いやあ、ずいぶん長い間新作が出てなかったなあ。
前作がクリスマスアルバムだったから、オリジナルアルバムって言うことで考えると、10年ぶりでごぜいやす。
その前が、ア・デイ・ウィズアウト・レイン。
これがさらに5年前ときた。
いやあこの方、ホントに寡作の人ですね。
でも、それがほとんど気にならない。
やっぱり本物の音楽家であるからと言えよう。
処女作ウォターマークから、シェパードムーン、メモリーオブトゥリー、ここまでのラインはエンヤの黄金のラインである。

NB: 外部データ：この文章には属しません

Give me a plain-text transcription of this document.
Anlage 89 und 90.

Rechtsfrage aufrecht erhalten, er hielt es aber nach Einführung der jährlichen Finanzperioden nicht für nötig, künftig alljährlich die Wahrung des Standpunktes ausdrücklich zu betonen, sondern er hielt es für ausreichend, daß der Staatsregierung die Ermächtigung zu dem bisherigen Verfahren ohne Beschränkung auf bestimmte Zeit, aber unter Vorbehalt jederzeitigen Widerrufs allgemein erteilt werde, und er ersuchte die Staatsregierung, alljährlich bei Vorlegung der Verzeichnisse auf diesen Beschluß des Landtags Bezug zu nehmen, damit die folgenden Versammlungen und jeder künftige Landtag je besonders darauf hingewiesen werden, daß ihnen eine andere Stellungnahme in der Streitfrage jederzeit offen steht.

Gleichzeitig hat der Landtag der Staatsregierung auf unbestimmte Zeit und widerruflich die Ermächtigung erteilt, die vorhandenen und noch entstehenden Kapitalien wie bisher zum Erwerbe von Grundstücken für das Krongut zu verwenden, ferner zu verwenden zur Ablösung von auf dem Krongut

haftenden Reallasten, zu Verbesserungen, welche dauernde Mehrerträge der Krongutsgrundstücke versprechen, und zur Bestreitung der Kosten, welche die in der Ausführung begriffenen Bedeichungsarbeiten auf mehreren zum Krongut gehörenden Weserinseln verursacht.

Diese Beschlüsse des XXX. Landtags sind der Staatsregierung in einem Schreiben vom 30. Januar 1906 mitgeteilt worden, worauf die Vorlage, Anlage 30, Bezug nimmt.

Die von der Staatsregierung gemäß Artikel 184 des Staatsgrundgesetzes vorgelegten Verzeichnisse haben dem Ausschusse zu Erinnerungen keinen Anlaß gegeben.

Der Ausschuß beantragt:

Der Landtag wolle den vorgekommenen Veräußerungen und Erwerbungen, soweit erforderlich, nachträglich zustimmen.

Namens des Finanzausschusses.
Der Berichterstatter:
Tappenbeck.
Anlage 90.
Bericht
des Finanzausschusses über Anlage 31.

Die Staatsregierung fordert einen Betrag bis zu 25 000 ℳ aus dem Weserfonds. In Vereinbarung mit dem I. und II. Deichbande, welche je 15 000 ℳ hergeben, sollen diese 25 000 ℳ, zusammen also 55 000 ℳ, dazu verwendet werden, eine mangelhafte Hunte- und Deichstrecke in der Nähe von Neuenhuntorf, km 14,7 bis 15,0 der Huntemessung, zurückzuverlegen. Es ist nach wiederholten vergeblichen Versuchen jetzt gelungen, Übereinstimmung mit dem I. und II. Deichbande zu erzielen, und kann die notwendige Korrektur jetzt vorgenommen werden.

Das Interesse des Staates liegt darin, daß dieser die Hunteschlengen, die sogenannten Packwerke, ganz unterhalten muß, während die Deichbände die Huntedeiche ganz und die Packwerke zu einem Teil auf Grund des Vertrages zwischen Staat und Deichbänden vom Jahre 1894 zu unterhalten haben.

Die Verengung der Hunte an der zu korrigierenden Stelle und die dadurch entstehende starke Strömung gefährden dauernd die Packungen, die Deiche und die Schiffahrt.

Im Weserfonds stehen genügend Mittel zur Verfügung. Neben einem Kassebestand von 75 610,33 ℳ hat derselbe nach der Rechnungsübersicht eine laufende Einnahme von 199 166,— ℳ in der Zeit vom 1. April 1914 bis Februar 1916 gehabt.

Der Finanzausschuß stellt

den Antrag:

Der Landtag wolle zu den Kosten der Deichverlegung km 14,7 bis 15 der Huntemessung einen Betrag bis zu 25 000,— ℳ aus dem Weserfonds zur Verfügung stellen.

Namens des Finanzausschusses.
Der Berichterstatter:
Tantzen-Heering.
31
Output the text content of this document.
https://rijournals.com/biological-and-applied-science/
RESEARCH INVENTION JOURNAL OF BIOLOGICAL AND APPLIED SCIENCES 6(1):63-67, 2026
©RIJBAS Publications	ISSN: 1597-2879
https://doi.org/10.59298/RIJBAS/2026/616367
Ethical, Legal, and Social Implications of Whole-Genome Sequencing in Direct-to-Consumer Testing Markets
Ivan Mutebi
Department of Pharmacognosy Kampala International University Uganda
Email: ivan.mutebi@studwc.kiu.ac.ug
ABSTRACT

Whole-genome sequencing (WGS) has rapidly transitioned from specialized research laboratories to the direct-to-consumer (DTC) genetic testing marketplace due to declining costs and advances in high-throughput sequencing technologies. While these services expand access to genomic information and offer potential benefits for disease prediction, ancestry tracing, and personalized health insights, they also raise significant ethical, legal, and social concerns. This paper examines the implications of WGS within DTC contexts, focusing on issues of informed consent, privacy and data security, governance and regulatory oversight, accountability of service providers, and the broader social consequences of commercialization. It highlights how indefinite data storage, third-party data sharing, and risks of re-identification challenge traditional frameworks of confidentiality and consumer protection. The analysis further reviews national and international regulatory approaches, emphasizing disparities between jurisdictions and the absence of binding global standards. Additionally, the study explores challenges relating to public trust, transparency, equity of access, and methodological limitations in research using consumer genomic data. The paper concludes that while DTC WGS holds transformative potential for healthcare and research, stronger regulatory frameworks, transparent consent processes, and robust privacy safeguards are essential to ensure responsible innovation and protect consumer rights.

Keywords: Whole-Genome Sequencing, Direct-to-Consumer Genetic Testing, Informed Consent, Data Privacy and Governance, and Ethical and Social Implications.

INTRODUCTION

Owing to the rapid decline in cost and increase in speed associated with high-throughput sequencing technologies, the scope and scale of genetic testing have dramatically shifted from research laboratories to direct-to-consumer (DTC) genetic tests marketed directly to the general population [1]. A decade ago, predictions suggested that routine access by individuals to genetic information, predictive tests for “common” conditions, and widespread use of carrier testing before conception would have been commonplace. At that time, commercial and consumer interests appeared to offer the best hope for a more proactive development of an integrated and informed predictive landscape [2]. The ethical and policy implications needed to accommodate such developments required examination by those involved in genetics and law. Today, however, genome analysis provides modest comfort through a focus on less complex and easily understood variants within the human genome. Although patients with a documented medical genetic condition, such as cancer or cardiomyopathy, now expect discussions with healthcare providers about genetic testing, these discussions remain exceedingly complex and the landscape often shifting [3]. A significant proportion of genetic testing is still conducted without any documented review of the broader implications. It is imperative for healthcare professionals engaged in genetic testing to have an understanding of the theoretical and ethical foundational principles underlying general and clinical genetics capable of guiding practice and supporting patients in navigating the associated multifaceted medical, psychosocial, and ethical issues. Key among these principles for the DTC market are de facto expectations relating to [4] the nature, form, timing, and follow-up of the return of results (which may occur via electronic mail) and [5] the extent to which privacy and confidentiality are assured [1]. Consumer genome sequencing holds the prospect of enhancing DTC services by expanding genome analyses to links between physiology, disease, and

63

この三作のみでもエンヤのキャリアは申し分なく完璧である。
まさに夢の音楽世界を地球上に確立させたと言って良いだろう。
しかし、ここまでである程度本気を出し尽くしてしまったという事だろうと思う。
この5年後にア・デイ・ウィズアウト・レインを発表するまでにかなり悩んだのではないかと思う。
次の新作までの最長期間であったからそうとも思えるが、実は本当はもっとゆっくりしたかったのではないか。
とにかく、出せば売れるのでレコード会社も「出せ出せ」とプレッシャーをかけてきたに違いない。
そのせいか明らかに作風がここから変わった。
悪く言うつもりはないが、軽くなった。ポップになったというか・・・
どうもエンヤのサウンドにはそれまで、ある種の荘厳さの様な物が支配していたが、ア・デイ・ウィズアウト・レインからはやはりポップな感じに変化したと言えるだろう。
雪と氷の旋律でギターソロが登場したのには本当に驚いた。
正直、凄い違和感があった。
それ以来の新作、今回のダーク・スカイ・アイランドはエンヤのポップサウンド化が更に進行しているのではないかと危惧していたが、杞憂であった。
“エンヤが帰ってきた”
そう言える出来である。
全編、抑制されたサウンドで、一貫して荘厳さが支配している。
ウォターマークと聴き紛うほど、サウンドも回帰している。
恐らくローランドのシンセD-50のサウンドだと思うが、多用されている。
25年前に戻ったような錯覚も覚える。
嬉しい。
今回は、じっくりと想像力を膨らませて納得いく作品作りが出来たのだろうと感じる。
次にはもう、期待しない。
もうこれでキャリアを閉じてもらってもエンヤファンはやっていけると思う。
次回作は、今までのパターンのようにまた気分転換にポップにやってもらっても良いと思う。
そのうちまた、本当のエンヤも帰ってくると思うから。